President Ford himself addressed the NRB. It was his seventh consecutive visit to the annual NRB convention. In introducing him, evangelist Billy Zeoli expressed gratitude for Ford’s “Christian testimony.” Speaking about the First Amendment, Ford got enthusiastic applause when he implied that a national leader has the right to speak up publicly about his faith. He said he subscribes to the separation of church and state clause but doesn’t think it was intended “to separate public morality from public policy.”
He congratulated the broadcasters for beaming into the homes of America “the ageless axioms of divine truth.”
He concluded by quoting Proverbs 3:5, 6: “Trust in the Lord with all thine heart: and lean not unto thine own understanding. In all thy ways acknowledge him, and he shall direct thy paths.”
Suddenly somewhat choked, Ford asserted: “That is what I have tried to do, and will try to do, as your President.”
EDWARD E. PLOWMAN
Elevating The Evangelicals
Suffragan (assistant) Bishop of Woolwich David Sheppard, 45, a former British cricket star and founder of a social-welfare ministry to families in London’s East End, was named to the higher Anglican post of bishop of Liverpool. He succeeds another evangelical, Stuart Blanch, who recently became archbishop of York after fellow evangelical Donald Coggan was elevated from York to Canterbury. “We’re taking over the Church of England,” quipped a leader of Britain’s evangelicals.
Sheppard, the church’s youngest diocesan bishop, was widely noted in the 1950s for both his prowess and his Christian witness on the cricket field. Steadfastly refusing to play on Sundays, he left cricket in 1957 to work in urban ministry. He came into new prominence last year for his book about the church’s role in the inner city, Built as a City, acclaimed by many church leaders as the best Christian book of the year.
The Gospel In Creole
Gospel proclamation in Haiti is due a boost this year with the publication of a fresh translation of the new Testament and Psalms in Creole. The complete Old Testament is expected in about three years. (A Catholic version of the New Testament in Creole was recently published in Port-au-Prince.)

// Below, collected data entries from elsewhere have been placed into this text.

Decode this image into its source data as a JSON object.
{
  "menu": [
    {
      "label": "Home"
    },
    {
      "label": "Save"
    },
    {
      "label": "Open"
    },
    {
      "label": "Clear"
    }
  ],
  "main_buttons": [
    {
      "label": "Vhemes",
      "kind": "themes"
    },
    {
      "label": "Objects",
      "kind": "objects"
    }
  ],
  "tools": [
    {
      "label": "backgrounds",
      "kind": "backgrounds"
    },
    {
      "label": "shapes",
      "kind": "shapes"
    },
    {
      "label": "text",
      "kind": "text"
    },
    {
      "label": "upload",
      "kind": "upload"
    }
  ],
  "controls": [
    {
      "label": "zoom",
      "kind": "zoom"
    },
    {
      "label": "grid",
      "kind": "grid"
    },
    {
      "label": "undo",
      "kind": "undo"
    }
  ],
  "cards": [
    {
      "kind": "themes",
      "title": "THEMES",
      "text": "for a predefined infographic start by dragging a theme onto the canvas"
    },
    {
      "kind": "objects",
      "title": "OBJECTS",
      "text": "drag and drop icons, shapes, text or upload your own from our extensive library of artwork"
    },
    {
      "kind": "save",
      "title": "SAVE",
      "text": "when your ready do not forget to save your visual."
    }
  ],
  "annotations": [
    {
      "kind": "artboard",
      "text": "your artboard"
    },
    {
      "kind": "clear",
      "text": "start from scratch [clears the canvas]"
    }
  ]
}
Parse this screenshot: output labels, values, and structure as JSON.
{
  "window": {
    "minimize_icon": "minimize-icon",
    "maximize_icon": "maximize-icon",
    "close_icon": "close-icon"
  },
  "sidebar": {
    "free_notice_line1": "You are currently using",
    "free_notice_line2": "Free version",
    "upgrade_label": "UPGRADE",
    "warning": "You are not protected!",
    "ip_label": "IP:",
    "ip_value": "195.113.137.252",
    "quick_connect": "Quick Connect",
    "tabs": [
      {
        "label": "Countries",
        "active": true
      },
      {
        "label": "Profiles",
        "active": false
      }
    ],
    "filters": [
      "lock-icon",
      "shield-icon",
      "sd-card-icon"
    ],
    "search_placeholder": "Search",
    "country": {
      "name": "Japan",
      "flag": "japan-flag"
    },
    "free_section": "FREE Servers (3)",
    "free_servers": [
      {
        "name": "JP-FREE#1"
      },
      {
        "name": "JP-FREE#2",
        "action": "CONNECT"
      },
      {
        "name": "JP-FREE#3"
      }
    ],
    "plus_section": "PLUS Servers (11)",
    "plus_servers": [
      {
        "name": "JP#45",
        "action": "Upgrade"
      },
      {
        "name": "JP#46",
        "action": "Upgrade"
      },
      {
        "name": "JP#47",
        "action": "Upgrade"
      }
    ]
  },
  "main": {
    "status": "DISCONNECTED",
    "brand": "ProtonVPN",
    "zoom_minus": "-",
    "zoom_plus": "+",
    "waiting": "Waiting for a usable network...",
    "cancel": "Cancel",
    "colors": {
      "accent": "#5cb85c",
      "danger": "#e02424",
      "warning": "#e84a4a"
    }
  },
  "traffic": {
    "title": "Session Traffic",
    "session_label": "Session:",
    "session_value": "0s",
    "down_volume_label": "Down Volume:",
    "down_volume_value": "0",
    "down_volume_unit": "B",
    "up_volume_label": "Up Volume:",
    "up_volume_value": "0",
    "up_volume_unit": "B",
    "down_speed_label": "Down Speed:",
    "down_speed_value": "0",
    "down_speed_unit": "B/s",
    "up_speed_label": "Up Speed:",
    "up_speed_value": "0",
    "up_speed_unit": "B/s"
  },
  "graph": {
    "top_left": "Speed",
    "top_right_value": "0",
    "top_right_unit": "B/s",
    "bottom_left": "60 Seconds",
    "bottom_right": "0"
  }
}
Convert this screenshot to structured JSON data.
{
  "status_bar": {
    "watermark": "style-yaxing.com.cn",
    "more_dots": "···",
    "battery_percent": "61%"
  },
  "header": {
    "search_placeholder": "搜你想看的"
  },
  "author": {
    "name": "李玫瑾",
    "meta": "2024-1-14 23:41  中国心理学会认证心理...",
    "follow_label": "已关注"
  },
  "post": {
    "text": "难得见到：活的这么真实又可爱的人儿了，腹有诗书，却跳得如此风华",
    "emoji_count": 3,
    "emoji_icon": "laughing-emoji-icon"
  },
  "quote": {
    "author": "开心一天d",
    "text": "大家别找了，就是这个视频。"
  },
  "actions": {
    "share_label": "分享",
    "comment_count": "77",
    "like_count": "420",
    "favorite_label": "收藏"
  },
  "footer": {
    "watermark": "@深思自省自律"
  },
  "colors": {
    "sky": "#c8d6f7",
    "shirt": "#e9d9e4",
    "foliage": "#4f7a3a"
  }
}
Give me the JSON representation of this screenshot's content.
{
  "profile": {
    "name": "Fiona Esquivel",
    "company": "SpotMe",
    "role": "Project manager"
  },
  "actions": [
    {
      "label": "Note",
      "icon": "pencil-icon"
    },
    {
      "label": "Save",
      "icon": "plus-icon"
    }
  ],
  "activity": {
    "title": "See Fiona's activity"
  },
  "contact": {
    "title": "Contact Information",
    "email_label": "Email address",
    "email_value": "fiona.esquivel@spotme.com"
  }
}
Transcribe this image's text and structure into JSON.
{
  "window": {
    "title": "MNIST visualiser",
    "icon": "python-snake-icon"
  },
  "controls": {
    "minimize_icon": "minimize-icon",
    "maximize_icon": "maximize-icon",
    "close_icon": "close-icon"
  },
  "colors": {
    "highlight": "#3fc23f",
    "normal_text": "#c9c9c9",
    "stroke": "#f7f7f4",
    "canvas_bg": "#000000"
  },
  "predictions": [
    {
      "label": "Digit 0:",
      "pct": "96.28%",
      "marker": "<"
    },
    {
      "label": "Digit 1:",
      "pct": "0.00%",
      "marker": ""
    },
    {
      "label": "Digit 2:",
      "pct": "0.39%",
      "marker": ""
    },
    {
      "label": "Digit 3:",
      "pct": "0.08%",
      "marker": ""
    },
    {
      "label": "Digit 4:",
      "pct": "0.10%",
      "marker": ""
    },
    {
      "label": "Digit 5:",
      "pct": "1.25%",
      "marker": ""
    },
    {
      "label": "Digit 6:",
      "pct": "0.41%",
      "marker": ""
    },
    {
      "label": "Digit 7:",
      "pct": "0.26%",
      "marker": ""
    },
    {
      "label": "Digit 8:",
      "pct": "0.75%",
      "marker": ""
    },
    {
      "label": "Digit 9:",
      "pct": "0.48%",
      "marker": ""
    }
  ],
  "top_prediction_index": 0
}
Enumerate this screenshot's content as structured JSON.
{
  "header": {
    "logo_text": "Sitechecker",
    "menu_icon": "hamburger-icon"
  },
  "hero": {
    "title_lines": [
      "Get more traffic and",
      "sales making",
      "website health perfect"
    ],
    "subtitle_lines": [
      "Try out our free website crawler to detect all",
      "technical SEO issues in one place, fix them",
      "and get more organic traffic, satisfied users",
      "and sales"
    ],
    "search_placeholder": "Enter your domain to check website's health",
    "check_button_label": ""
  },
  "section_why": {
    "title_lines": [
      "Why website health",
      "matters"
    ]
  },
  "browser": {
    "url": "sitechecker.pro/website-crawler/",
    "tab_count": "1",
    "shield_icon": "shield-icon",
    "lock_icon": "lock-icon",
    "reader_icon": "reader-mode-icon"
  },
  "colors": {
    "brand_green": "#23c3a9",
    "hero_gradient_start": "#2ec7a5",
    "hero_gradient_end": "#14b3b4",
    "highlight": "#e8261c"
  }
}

Approximately six million persons speak Creole, a sort of pidgin French, making it the fifth-largest language in the Western Hemisphere (after English, Spanish, Portuguese, and French). As many as 90 per cent of the five million Haitians may speak it, even though French has remained the nation’s official language since the country attained its independence in 1804 and became the second republic in the hemisphere. Comparatively few people understand much French.
Voodoo folk religion constitutes the main belief of most of the people of Haiti. Roman Catholicism, however, has been the predominant formal religion, and many Haitians practice a blend of the two. The Catholics used Latin in church services until Vatican II, and the old Protestant denominations that came into the country in the 1800s used French, thereby becoming identified with the elite classes of the towns. Evangelical missionaries entering Haiti later went into rural areas where the vast majority of the people—Creole and peasant—live. These missionaries naturally began to preach in Creole and helped to make it a respectable language for church worship. Today the West Indies Mission’s Radio Lumiere and the Oriental Missionary Society’s 4VEH cover the country with several hours a day of Creole broadcasting.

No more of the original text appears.